# New 335D



## gsglag (Oct 20, 2011)

I purchased a 2011 335d in February 2012. I've installed a Sprint Booster and the Burger Upgrade. Both are nice mods although I've not yet run the Burger at 100%. Has anyone found a good air intake for the 335d. I'd prefer a dry cone filter versus the K&N.

Thanks


----------



## floydarogers (Oct 11, 2010)

I wasn't aware that they make a Sprint Booster for the diesel. It's useless in any case.

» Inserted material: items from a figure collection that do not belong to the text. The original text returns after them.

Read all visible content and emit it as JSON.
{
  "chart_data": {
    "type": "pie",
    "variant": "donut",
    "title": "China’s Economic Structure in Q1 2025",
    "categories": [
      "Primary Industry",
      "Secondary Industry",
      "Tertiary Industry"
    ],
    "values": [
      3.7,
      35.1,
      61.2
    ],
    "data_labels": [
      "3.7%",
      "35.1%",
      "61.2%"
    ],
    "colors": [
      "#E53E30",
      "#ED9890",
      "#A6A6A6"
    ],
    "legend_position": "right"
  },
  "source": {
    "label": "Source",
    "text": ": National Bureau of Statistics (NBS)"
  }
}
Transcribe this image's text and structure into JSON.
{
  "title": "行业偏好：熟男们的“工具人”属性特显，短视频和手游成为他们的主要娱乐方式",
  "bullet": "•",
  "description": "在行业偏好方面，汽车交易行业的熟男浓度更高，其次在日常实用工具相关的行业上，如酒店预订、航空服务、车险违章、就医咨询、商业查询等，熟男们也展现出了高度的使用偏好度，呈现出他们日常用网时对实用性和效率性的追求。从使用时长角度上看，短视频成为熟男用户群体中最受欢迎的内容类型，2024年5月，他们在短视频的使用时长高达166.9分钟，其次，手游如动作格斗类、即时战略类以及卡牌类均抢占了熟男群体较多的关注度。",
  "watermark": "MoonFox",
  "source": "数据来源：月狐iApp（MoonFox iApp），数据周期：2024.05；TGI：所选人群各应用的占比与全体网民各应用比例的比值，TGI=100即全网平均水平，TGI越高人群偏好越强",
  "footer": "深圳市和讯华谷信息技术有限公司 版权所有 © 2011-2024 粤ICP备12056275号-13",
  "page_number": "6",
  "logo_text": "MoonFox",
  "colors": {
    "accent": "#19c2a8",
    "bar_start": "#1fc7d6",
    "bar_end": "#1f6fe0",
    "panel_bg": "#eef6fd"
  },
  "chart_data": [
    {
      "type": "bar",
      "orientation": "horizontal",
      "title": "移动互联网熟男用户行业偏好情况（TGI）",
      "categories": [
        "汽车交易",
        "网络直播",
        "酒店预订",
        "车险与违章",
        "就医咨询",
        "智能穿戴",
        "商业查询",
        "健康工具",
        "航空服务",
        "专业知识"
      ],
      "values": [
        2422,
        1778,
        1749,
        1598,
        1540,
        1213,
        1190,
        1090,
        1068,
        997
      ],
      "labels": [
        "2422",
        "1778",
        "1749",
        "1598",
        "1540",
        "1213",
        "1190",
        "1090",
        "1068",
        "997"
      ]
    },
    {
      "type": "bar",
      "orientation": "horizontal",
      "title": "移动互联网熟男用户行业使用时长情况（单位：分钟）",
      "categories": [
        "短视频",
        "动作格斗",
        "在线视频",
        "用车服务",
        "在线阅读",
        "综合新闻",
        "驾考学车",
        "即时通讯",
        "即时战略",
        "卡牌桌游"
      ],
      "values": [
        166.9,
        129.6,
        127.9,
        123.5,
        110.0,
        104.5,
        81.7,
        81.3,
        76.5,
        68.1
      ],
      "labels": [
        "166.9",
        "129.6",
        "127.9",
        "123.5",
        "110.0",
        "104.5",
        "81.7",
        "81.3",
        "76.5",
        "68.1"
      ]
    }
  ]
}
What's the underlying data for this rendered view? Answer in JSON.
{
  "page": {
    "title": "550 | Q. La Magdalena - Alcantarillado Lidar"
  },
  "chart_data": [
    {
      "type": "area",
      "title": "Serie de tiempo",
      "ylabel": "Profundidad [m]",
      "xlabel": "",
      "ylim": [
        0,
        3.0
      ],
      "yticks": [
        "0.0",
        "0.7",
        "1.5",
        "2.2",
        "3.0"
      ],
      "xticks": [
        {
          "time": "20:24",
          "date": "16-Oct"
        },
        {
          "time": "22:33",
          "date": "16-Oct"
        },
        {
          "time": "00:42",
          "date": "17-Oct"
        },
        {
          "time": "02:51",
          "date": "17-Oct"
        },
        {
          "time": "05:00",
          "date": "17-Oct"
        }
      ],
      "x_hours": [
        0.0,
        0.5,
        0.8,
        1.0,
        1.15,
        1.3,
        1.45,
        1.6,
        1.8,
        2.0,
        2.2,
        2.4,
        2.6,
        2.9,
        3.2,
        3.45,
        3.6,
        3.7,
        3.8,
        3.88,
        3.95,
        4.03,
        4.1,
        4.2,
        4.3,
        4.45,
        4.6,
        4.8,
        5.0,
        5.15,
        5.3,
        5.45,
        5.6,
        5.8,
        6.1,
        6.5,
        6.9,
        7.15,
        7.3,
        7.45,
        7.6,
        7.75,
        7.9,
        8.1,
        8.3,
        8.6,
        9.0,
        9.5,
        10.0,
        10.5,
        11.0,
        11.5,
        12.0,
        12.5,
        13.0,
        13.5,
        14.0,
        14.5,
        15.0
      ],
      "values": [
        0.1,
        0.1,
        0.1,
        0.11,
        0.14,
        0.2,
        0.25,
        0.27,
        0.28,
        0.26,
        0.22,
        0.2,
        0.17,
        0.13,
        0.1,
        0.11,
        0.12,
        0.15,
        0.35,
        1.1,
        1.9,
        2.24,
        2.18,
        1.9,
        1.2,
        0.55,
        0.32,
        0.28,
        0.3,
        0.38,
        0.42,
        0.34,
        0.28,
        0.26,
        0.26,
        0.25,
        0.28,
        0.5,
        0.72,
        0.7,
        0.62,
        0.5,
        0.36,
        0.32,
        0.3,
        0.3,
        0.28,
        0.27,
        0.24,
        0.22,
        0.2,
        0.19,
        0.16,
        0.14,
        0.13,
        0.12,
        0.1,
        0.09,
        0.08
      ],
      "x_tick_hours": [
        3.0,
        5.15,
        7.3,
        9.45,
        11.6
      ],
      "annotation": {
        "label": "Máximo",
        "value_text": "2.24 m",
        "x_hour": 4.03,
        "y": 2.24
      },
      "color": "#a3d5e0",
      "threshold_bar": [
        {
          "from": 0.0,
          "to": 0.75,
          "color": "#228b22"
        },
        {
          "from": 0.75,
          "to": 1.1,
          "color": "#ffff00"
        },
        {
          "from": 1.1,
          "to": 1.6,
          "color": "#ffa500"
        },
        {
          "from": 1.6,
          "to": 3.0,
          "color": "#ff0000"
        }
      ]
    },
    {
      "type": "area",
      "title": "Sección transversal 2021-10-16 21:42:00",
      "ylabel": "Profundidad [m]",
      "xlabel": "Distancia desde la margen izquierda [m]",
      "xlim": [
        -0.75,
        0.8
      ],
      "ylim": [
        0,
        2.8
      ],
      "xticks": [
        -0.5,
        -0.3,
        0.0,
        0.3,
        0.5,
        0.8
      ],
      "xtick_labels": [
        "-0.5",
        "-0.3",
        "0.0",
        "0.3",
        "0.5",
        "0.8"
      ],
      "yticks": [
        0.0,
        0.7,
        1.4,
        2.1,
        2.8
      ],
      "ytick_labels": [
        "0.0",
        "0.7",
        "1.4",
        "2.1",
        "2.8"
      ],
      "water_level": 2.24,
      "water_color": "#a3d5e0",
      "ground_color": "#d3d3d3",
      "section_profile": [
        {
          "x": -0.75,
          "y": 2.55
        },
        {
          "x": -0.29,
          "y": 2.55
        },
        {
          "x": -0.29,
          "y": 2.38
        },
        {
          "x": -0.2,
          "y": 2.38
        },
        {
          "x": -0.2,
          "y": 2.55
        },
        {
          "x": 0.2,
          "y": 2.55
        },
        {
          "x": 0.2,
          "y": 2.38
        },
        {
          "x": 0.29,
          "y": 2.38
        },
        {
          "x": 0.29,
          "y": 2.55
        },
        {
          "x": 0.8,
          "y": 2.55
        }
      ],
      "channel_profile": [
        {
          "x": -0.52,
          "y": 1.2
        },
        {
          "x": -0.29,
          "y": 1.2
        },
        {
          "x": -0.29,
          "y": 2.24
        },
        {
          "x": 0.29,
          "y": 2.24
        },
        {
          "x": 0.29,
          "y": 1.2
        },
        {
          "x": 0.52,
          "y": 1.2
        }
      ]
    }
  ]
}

In general, after-market filters are useless for any real HP gain. The OEM intake is cold-air, and the OEM filter is better at filtering stuff than aftermarket filters. You really need a larger intercooler if you want more airflow.


----------



## gsglag (Oct 20, 2011)

I would disagree on the Sprint Booster. I know of three bmw's including my 335d that experience pedal lag (press the pedal and there's a delay response before you move). I installed one on my Audi S4 and this 335d and it makes all the difference. I've had K&N filters on all my cars and am looking for something other than a drop in for my 335d. HP gain is not the only benefit to the filter - again engine response improves with the filter.


----------



## Axel61 (Mar 10, 2011)

@gsglag I didnt know Sprint Booster had one for the "D" wow, I heard they're awesome!!! As far as concern NO way Jose with K&N had bad experience on my 02 MCS the oil messed up my Mass Air Sensor I installed an AMSOIL Microfiber Cone filter and NEVER had problems!!! I installed the EaAU 4070 which is the smallest one to fit our "D" because of its size but it was to long its 7" long and we need a 6" or less, I tell you the car ran very smooth and you could hear and feel the rumble but, had to take it out since our engine are kind of sealed out to prevent noise claterring form the DIESEL and felt it was breathing more hot air than anything. send me a PM and I will send txt message to your phone with the photos ok!! BTW give the part number where when and how much the booster cost you plus a detailed install of it , Sorry amigo this is the way we roll here!! LOL


----------